The company you keep
- Heike Kelley
- Mar 5, 2016
- 2 min read
A very long time ago, when I still worked in hospitals, I used to come across that occasional patient who had absolutely no one to come and see him or her. Despite having a wonderful disposition and exuding a sense of peace and appreciation. Puzzling, I know. I used to think what could this person possibly have done, that no one was willing or able to visit them in the hospital?
Now, there were quite a few who had family, but the family was far away and it just wouldn’t be worth it to disrupt the family members living for a non-emergency. More an inconvenience. You know? But they would have come if left under the impression that important decisions would have to be made. And there were others, who were so entangled in their own twisted view of life and of themselves. Still so caught up in their victim mentality and therefore their false sense of entitlement that they did manage to estrange themselves from their family members in such a way that these family members wouldn’t want to come around just to keep their own sanity. Having had to make peace with the fact that this person had such a total lack of personal insight into how their behavior affected and still affects everyone around them.

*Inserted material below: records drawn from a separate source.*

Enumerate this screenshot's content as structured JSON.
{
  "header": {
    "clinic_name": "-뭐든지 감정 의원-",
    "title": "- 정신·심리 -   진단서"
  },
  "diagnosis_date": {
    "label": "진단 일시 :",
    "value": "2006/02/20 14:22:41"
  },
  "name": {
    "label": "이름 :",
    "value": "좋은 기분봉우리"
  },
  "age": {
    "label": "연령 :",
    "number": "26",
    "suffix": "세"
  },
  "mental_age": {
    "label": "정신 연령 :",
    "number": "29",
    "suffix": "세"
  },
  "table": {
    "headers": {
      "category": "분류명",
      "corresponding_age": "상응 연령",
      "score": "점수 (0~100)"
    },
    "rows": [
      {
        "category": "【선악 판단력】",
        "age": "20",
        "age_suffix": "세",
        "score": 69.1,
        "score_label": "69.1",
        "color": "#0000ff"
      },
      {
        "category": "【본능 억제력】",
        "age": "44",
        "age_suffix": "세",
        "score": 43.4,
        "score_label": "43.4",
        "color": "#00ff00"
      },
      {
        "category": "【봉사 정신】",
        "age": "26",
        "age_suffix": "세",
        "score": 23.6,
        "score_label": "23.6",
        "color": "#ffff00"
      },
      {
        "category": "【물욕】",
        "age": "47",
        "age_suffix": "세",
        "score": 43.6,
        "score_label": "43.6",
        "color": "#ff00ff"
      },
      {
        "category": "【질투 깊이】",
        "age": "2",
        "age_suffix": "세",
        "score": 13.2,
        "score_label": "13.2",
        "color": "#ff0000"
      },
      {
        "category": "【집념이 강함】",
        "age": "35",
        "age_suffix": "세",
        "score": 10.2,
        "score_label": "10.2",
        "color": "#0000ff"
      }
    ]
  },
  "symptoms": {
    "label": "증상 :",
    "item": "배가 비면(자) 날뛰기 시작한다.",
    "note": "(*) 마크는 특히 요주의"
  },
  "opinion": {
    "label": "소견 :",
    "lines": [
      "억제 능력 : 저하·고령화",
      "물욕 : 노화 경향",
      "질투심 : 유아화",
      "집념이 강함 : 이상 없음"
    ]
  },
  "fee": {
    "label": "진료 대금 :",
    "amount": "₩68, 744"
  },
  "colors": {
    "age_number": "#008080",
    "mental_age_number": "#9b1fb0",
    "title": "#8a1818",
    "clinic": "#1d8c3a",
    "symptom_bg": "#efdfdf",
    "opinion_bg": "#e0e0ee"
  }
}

Actually, there were plenty of those sort of people around.
But I am talking about the person here who had no one to come see them because THEY were actually the ones having made peace with every one, family member or not, no matter what they had done in life or no matter their circumstances. They had arrived at that rare place where one is totally fine with being alone. Not because alone is something that they necessarily desired. But being alone was better than compromising themselves for the sake of others company. Or for the sake of keeping a false peace that was not theirs for the keeping, rather the other parties involved should have made the effort to seek the peace. Get it?


They had a such an aura of serenity that totally enveloped them. Every interaction with anyone was done with a deep sense of appreciation for the presence of the other. So it wasn’t that they had done anything to drive people away. No, they had come to terms with the fact that one can meet people only on the level that they are at and the majority of us are really not on that level yet of appreciating each other’s presence for what it is.